You, Me and Dupree
Director : Anthony and Joe Russo
Screenplay : Mike LeSieur
MPAA Rating : PG-13
Year of Release : 2006
Stars : Owen Wilson (Randy Dupree), Kate Hudson (Molly Peterson), Matt Dillon (Carl Peterson), Michael Douglas (Mr. Thompson), Seth Rogen (Neil), Amanda Detmer (Annie), Ralph Ting (Toshi), Keo Knight (Carl's Brother-In-Law), Todd Stashwick (Rod), Bill Hader (Mark), Sidney Liufau (Paco)
Like any other genre, comedy tends to run cycles, and for the past decade American comedies have gotten stuck into a rut that future film historians will most likely label “the comedy of arrested development.” Emasculated men have frequently been the center of comedy (see, for example, Cary Grant in 1938’s Bringing Up Baby or anything starring Ben Stiller), but never have there been so many popular movies about grown men who, for one reason or another, simply refuse to grow up.
Perhaps it is part of Generation X’s resistance against the Baby Boom Generation, or maybe it’s because we’re living longer and therefore feel the need to stretch adolescence well into the mid-30s. Last summer gave us two solid comedy hits, Wedding Crashers, about a pair of divorce mediators who methodically crash weddings to bed women, and The 40-Year-Old Virgin about, well, a 40-year-old virgin who has subsumed his sexual failures into obsessions with collecting toys. There are others--many others. Ask any guy in his 20s or 30s, and you’ll get a laundry list of movies about little boys in men’s bodies, whether it be the return-to-college party animals of Old School (2003) or any movie with the names “Chris Farley” or “Adam Sandler” above the title.

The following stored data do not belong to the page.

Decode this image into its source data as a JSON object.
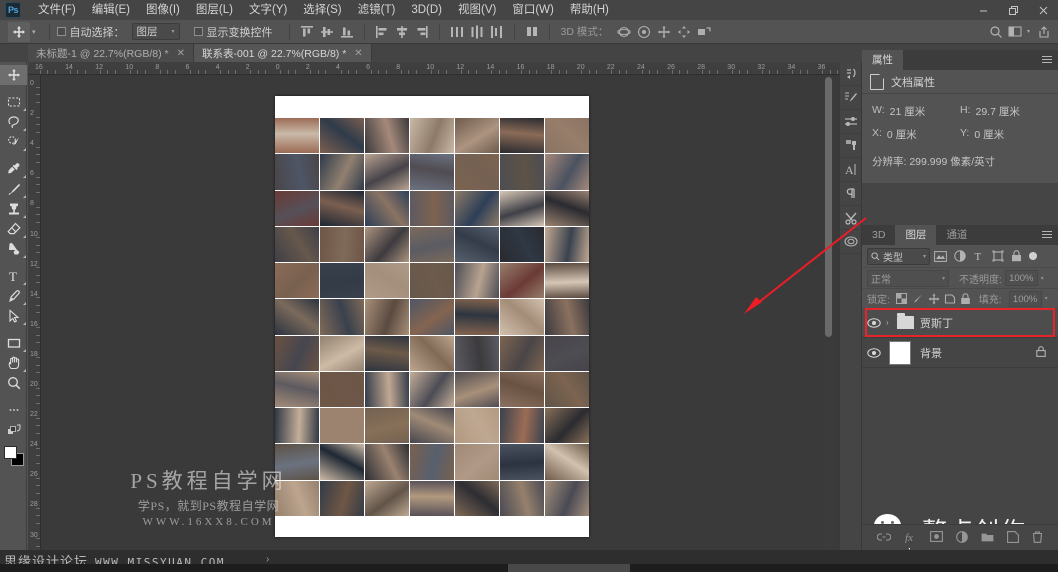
{
  "app": {
    "name": "Adobe Photoshop",
    "logo_text": "Ps"
  },
  "menubar": {
    "items": [
      {
        "label": "文件(F)"
      },
      {
        "label": "编辑(E)"
      },
      {
        "label": "图像(I)"
      },
      {
        "label": "图层(L)"
      },
      {
        "label": "文字(Y)"
      },
      {
        "label": "选择(S)"
      },
      {
        "label": "滤镜(T)"
      },
      {
        "label": "3D(D)"
      },
      {
        "label": "视图(V)"
      },
      {
        "label": "窗口(W)"
      },
      {
        "label": "帮助(H)"
      }
    ],
    "window_controls": [
      {
        "name": "minimize",
        "glyph": "–"
      },
      {
        "name": "maximize",
        "glyph": "❐"
      },
      {
        "name": "close",
        "glyph": "✕"
      }
    ]
  },
  "optionsbar": {
    "tool_icon": "move-tool-icon",
    "auto_select_label": "自动选择：",
    "auto_select_checked": false,
    "auto_select_value": "图层",
    "show_transform_label": "显示变换控件",
    "show_transform_checked": false,
    "align_group_1": [
      "align-top-edges",
      "align-vertical-centers",
      "align-bottom-edges"
    ],
    "align_group_2": [
      "align-left-edges",
      "align-horizontal-centers",
      "align-right-edges"
    ],
    "distribute_group_1": [
      "distribute-top",
      "distribute-vertical-center",
      "distribute-bottom"
    ],
    "distribute_group_2": [
      "distribute-left",
      "distribute-horizontal-center",
      "distribute-right"
    ],
    "more_align": "align-more-options",
    "mode_3d_label": "3D 模式：",
    "mode_3d_tools": [
      "orbit-3d",
      "roll-3d",
      "pan-3d",
      "slide-3d",
      "scale-3d"
    ],
    "search_icon": "search-icon",
    "workspace_icon": "workspace-switcher-icon",
    "share_icon": "share-icon"
  },
  "tabs": [
    {
      "label": "未标题-1 @ 22.7%(RGB/8) *",
      "active": false,
      "close": "✕"
    },
    {
      "label": "联系表-001 @ 22.7%(RGB/8) *",
      "active": true,
      "close": "✕"
    }
  ],
  "toolbar": {
    "tools": [
      {
        "name": "move-tool",
        "selected": true,
        "submenu": false
      },
      {
        "name": "rectangular-marquee-tool",
        "selected": false,
        "submenu": true
      },
      {
        "name": "lasso-tool",
        "selected": false,
        "submenu": true
      },
      {
        "name": "quick-selection-tool",
        "selected": false,
        "submenu": true
      },
      {
        "name": "eyedropper-tool",
        "selected": false,
        "submenu": true
      },
      {
        "name": "brush-tool",
        "selected": false,
        "submenu": true
      },
      {
        "name": "clone-stamp-tool",
        "selected": false,
        "submenu": true
      },
      {
        "name": "eraser-tool",
        "selected": false,
        "submenu": true
      },
      {
        "name": "gradient-tool",
        "selected": false,
        "submenu": true
      },
      {
        "name": "horizontal-type-tool",
        "selected": false,
        "submenu": true
      },
      {
        "name": "pen-tool",
        "selected": false,
        "submenu": true
      },
      {
        "name": "path-selection-tool",
        "selected": false,
        "submenu": true
      },
      {
        "name": "rectangle-tool",
        "selected": false,
        "submenu": true
      },
      {
        "name": "hand-tool",
        "selected": false,
        "submenu": true
      },
      {
        "name": "zoom-tool",
        "selected": false,
        "submenu": false
      },
      {
        "name": "edit-toolbar-ellipsis",
        "selected": false,
        "submenu": false
      },
      {
        "name": "default-colors-swap",
        "selected": false,
        "submenu": false
      }
    ],
    "foreground_color": "#ffffff",
    "background_color": "#000000"
  },
  "rulers": {
    "unit": "厘米",
    "horizontal_ticks": [
      "16",
      "14",
      "12",
      "10",
      "8",
      "6",
      "4",
      "2",
      "0",
      "2",
      "4",
      "6",
      "8",
      "10",
      "12",
      "14",
      "16",
      "18",
      "20",
      "22",
      "24",
      "26",
      "28",
      "30",
      "32",
      "34",
      "36"
    ],
    "vertical_ticks": [
      "0",
      "2",
      "4",
      "6",
      "8",
      "10",
      "12",
      "14",
      "16",
      "18",
      "20",
      "22",
      "24",
      "26",
      "28",
      "30"
    ]
  },
  "canvas": {
    "zoom": "22.7%",
    "watermark_line1": "PS教程自学网",
    "watermark_line2": "学PS，就到PS教程自学网",
    "watermark_line3": "WWW.16XX8.COM",
    "contact_sheet_colors": [
      "#9c6c55",
      "#7b5f50",
      "#3c3a3c",
      "#c9b9a8",
      "#6d5b4c",
      "#2b2b30",
      "#8a7363",
      "#4a4548",
      "#2f3b4a",
      "#b8a390",
      "#6b7280",
      "#7d6250",
      "#4d4d52",
      "#a5897a",
      "#6b3a36",
      "#1e2733",
      "#2d3f57",
      "#5d5a60",
      "#8e7a68",
      "#d5c6b5",
      "#9a8270",
      "#3f3f47",
      "#6e5648",
      "#ad9480",
      "#7a6a5c",
      "#57606e",
      "#2a2a30",
      "#c0a892",
      "#8b6b58",
      "#39414d",
      "#b09a87",
      "#66584c",
      "#4c4c55",
      "#977e6b",
      "#5a4a40",
      "#2c3340",
      "#7f6a58",
      "#a89079",
      "#4e5666",
      "#84644f",
      "#d2c1ae",
      "#3d3a3e",
      "#6a5243",
      "#928070",
      "#2e353f",
      "#bda58f",
      "#5b5b63",
      "#7c6450",
      "#47434a",
      "#a38c78",
      "#6f5746",
      "#343c49",
      "#c4ae99",
      "#504c52",
      "#8a7160",
      "#615448",
      "#2f3844",
      "#9b8370",
      "#746152",
      "#46464f",
      "#b2997f",
      "#3a424e",
      "#877058",
      "#5d5246",
      "#cdbba6",
      "#2d2d33",
      "#78614f",
      "#a08a76",
      "#4b5260",
      "#6d5a49",
      "#95806c",
      "#333b47",
      "#bfa893",
      "#565058",
      "#806a56",
      "#4a4a53",
      "#a38f7c"
    ]
  },
  "icondock": {
    "icons": [
      "history-icon",
      "brushes-icon",
      "adjustments-icon",
      "clone-source-icon",
      "character-icon",
      "paragraph-icon",
      "tool-presets-icon",
      "styles-icon"
    ]
  },
  "properties_panel": {
    "tab_label": "属性",
    "menu_icon": "panel-menu-icon",
    "header_label": "文档属性",
    "header_icon": "document-icon",
    "fields": [
      {
        "key": "W:",
        "value": "21 厘米"
      },
      {
        "key": "H:",
        "value": "29.7 厘米"
      },
      {
        "key": "X:",
        "value": "0 厘米"
      },
      {
        "key": "Y:",
        "value": "0 厘米"
      }
    ],
    "resolution_label": "分辨率:",
    "resolution_value": "299.999 像素/英寸"
  },
  "layers_panel": {
    "tabs": [
      {
        "label": "3D",
        "active": false
      },
      {
        "label": "图层",
        "active": true
      },
      {
        "label": "通道",
        "active": false
      }
    ],
    "menu_icon": "panel-menu-icon",
    "filter": {
      "search_icon": "search-icon",
      "type_label": "类型",
      "caret": "⌄",
      "kind_icons": [
        "pixel-filter-icon",
        "adjustment-filter-icon",
        "type-filter-icon",
        "shape-filter-icon",
        "smart-object-filter-icon"
      ],
      "toggle_icon": "filter-toggle-icon"
    },
    "blend_mode": "正常",
    "opacity_label": "不透明度:",
    "opacity_value": "100%",
    "lock_label": "锁定:",
    "lock_icons": [
      "lock-transparent-pixels-icon",
      "lock-image-pixels-icon",
      "lock-position-icon",
      "lock-artboard-nesting-icon",
      "lock-all-icon"
    ],
    "fill_label": "填充:",
    "fill_value": "100%",
    "layers": [
      {
        "name": "贾斯丁",
        "type": "group",
        "visible": true,
        "expanded": false,
        "selected": true,
        "highlighted": true,
        "locked": false,
        "expand_chevron": "›"
      },
      {
        "name": "背景",
        "type": "layer",
        "visible": true,
        "selected": false,
        "highlighted": false,
        "locked": true,
        "lock_icon": "lock-icon"
      }
    ],
    "bottom_buttons": [
      "link-layers-icon",
      "add-layer-style-icon",
      "add-layer-mask-icon",
      "new-adjustment-layer-icon",
      "new-group-icon",
      "new-layer-icon",
      "delete-layer-icon"
    ]
  },
  "wechat_watermark": {
    "logo": "wechat-icon",
    "text": "整点创作"
  },
  "annotation": {
    "arrow_color": "#ee1c24",
    "highlight_color": "#e8232a",
    "arrow_name": "red-pointer-arrow"
  },
  "statusbar": {
    "watermark_cn": "思缘设计论坛",
    "watermark_url": "WWW.MISSYUAN.COM",
    "chevron": "›"
  }
}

The latest entry in this line is You, Me and Dupree, which attempts to cash in on star Owen Wilson’s current status as poster boy of arrested development by pushing his amiably dazed demeanor front and center. Wilson stars as Randy Dupree, a shaggy, mid-30ish slacker with no job and no place to stay who ends up crashing in the home of his yuppie best friend, Carl Peterson (Matt Dillon), and his new bride, Molly (Kate Hudson). Dupree, despite his innate likeability, turns out to be an awful houseguest--when he isn’t changing the answering machine message or ordering premium cable service, he’s sleeping naked on the couch or, worse, using that same couch to (literally) butter up his date.

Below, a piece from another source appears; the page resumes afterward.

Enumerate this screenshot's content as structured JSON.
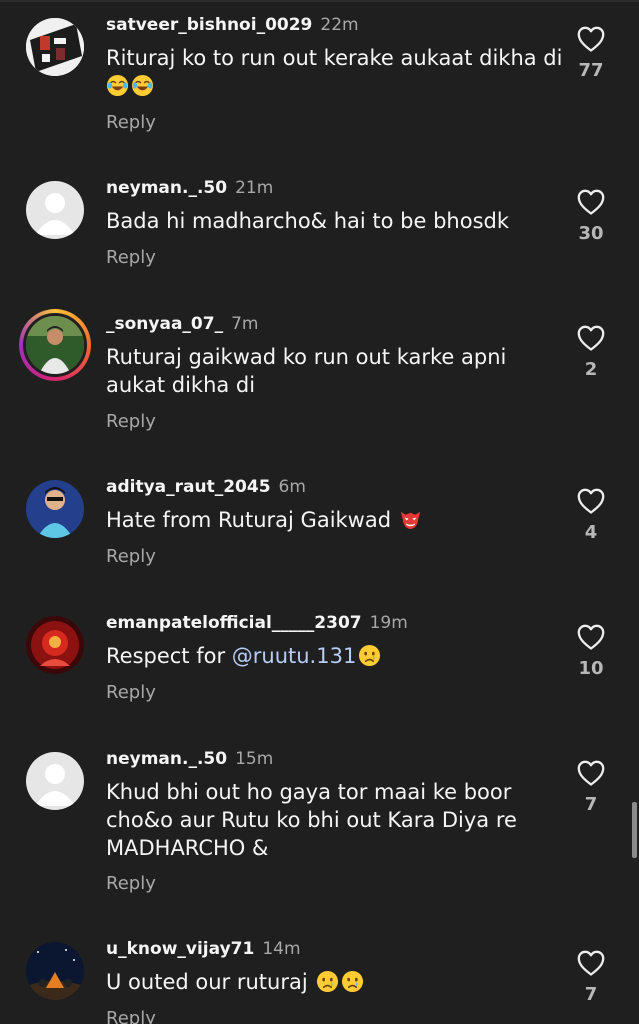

At first, it appears that You, Me and Dupree is going to be a one-joke high-concept comedy: How much damage can Dupree do before the respectable couple tosses him out? Can Carl remain buddies with Dupree despite his wife’s increasing agitation at the damage he’s inflicting on their Pottery Barn-perfect renovated bungalow? And, for quite a while, first-time screenwriter Mike LeSieur’s story is going in precisely that direction. However, he throws in a new development by playing on Carl’s understated control freak nature and allowing Molly to expand beyond the cliché of shrill, annoyed wife and into an understanding, sympathetic character who sees more in Dupree than any of his male buddies ever could. In this sense, the movie is not only more empathetic of the usually secondary female role in such comedies, but it also suggests that not all slackers on the outside are slackers on the inside, even if they refuse to work on Columbus Day.

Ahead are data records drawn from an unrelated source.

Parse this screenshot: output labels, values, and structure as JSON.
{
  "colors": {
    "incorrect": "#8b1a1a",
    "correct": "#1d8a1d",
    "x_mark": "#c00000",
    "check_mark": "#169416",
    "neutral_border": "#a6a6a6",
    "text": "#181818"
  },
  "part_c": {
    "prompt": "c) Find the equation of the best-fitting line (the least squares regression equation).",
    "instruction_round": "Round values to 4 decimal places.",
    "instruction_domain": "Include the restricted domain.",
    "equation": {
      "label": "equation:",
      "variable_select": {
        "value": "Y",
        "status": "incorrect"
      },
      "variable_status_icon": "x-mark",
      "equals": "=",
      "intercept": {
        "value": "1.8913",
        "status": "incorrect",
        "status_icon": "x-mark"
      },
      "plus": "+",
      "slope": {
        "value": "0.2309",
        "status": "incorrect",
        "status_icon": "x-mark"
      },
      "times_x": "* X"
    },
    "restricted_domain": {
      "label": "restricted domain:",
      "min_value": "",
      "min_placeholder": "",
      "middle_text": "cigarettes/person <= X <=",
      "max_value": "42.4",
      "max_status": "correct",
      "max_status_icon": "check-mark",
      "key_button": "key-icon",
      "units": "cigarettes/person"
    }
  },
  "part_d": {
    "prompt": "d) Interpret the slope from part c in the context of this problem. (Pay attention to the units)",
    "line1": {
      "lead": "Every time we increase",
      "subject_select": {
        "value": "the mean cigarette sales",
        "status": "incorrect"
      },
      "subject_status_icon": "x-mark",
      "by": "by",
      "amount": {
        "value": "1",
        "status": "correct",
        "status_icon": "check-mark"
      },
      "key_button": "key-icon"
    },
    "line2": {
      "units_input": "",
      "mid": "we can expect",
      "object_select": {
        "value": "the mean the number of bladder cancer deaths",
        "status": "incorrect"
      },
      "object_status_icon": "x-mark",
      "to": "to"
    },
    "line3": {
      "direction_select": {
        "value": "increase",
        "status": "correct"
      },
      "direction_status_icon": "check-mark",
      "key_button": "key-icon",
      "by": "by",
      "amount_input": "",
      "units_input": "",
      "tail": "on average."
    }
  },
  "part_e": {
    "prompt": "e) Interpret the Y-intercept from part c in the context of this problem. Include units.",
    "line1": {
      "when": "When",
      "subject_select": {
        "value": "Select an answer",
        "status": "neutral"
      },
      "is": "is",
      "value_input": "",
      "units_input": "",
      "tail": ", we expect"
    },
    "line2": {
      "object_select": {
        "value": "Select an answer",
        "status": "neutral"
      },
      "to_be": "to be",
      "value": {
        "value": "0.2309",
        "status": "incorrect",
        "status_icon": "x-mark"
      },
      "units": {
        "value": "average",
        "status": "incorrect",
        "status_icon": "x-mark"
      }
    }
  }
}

By the end of the movie, it is not Dupree who is making a mess of things, but rather Carl, whose calm, collected exterior has been stripped away to reveal all his trembling insecurities. Carl is incensed with Dupree because he thinks that his buddy’s care-free slacker ways are ruining his life and threatening to disrupt his newly minted marriage. Of course, the deck is stacked unfairly against Carl since he’s dealing with the boss from hell who also happens to be his father-in-law (Michael Douglas), a manipulative land-development tycoon who casually asks Carl to hyphenate his name and later suggests that he have a vasectomy.
When You, Me and Dupree isn’t trying too hard, it works well enough. Unfortunately, directors Anthony and Joe Russo (Welcome to Collinwood) sometimes push the jokes too hard, relying on tired physical comedy and easy visual jokes (Dupree arrives with a moose head under one arm!), not to mention the bathroom humor that is so de rigeur in comedies these days that you can set your watch to it.
If the movie is at all saved, it is because of Wilson, whose crooked-nose charm wears just well enough to keep it from going completely stale. Unlike Adam Sandler, Wilson’s age-defying immaturity doesn’t dawdle into embarrassing infantilism; rather, he has Dupree coast on the notion that his slacker persona is actually a form of ordained rebellion, which he ironically preaches to a bunch of kids on “Career Day” in Molly’s school. Dupree may be more or less redeemed by the final reel, but you get the feeling that he will never fully submit.